Autrefois, ce que le français perdait, l’anglais le gagnait. «Aujourd’hui, le jeu se fait à trois: les francophones, les anglophones et les allophones.» Mais ces allophones ne sont-ils pas appelés à choisir le français à long terme? Bien sûr, reconnait M. Termote, et c’est là que se joue l’avenir du français à Montréal. «De nombreux allophones deviendront éventuellement des francophones. Particulièrement chez les immigrants dont la langue, de souche latine, est proche du français: espagnol, portugais, italien… Mais cette intégration est longue et prend parfois une ou deux générations. Entretemps, les autres facteurs démographiques comme la dénatalité et l’étalement urbain continueront de faire baisser le poids démographique des francophones sur l’île.»

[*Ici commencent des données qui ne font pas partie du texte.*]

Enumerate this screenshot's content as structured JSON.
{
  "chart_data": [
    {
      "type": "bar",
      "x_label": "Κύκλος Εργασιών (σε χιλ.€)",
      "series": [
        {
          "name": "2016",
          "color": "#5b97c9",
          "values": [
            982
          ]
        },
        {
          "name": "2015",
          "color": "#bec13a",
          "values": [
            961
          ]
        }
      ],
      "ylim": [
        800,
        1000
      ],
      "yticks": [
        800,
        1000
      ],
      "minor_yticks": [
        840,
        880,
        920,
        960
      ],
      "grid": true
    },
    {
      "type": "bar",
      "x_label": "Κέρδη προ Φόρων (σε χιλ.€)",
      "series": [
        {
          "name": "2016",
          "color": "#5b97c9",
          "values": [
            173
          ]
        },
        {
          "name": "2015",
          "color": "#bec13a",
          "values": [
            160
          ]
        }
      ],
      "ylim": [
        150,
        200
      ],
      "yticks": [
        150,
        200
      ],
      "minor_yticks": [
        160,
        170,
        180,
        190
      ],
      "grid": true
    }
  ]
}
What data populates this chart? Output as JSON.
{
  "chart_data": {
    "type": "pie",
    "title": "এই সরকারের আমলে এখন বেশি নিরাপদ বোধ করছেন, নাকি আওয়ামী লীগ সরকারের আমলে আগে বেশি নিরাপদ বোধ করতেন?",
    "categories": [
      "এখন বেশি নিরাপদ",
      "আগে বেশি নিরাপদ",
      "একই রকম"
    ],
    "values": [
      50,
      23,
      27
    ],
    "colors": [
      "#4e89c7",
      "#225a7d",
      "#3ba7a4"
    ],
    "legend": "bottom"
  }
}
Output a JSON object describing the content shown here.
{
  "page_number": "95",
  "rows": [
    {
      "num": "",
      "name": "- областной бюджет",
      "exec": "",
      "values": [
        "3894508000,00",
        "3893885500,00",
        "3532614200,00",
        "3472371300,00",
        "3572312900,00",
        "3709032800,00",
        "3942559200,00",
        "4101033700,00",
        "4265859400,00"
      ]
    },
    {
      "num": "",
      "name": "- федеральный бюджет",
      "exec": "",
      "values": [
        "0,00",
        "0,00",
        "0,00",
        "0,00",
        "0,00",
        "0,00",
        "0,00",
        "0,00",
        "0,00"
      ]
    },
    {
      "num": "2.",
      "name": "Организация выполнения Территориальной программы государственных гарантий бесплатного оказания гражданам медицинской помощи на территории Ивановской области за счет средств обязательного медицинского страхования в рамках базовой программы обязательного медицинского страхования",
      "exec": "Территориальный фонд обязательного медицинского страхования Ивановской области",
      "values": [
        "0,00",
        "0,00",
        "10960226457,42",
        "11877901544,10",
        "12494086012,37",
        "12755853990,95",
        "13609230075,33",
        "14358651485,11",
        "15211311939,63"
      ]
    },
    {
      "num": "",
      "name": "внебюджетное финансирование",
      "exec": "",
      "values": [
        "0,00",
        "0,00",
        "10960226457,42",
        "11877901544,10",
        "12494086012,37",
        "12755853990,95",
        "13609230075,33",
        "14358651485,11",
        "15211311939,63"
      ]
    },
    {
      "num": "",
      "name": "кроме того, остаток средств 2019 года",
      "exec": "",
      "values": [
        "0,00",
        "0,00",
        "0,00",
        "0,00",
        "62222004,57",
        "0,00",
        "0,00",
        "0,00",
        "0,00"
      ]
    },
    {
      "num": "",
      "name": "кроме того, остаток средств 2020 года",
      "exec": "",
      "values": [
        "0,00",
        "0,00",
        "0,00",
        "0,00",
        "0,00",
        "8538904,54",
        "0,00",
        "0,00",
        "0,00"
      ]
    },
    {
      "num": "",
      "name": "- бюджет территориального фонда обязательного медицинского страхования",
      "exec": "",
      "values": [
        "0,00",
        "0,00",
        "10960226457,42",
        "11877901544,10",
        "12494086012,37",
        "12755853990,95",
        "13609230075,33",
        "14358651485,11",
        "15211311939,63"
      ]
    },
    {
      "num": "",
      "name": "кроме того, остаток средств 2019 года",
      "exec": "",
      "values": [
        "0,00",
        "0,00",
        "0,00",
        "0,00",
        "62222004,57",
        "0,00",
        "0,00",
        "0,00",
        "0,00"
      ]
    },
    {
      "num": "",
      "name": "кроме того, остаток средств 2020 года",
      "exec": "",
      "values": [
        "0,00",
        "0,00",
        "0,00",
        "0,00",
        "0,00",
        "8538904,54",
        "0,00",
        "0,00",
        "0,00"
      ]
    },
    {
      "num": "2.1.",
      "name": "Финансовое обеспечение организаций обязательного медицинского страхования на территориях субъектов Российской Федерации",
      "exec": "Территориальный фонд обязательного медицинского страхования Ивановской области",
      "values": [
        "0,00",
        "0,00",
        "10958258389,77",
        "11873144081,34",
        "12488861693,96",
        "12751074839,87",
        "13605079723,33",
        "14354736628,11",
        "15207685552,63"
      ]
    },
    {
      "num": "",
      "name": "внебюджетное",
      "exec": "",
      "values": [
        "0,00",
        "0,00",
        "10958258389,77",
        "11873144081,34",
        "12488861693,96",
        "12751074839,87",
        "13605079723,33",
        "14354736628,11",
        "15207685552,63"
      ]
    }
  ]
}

L’intégration est un processus lent et complexe. Marc Termote en sait quelque chose, lui qui est arrivé de Belgique avec sa famille dans les années 70. Ses deux enfants, Anne et Marc, étaient devenus des «pure laine» quand on les entendait parler. Pourtant, les deux ingénieurs formés à l’École polytechnique ont choisi de retourner vivre en Europe.

M. Termote vient de terminer un grand portrait du français au Québec pour le compte de l’Office québécois de la langue française. Actuellement sous presse, cette étude fera le point sur l’évolution linguistique du français. Annonce-t-elle des solutions? «Nous, démographes, sommes reconnus pour être porteurs de mauvaises nouvelles. Nous annonçons que la société vieillit, qu’elle ne fait pas assez d’enfants, etc. Pour les solutions, c’est pareil: le démographe est plutôt pessimiste quant à la possibilité de renverser des tendances lourdes.»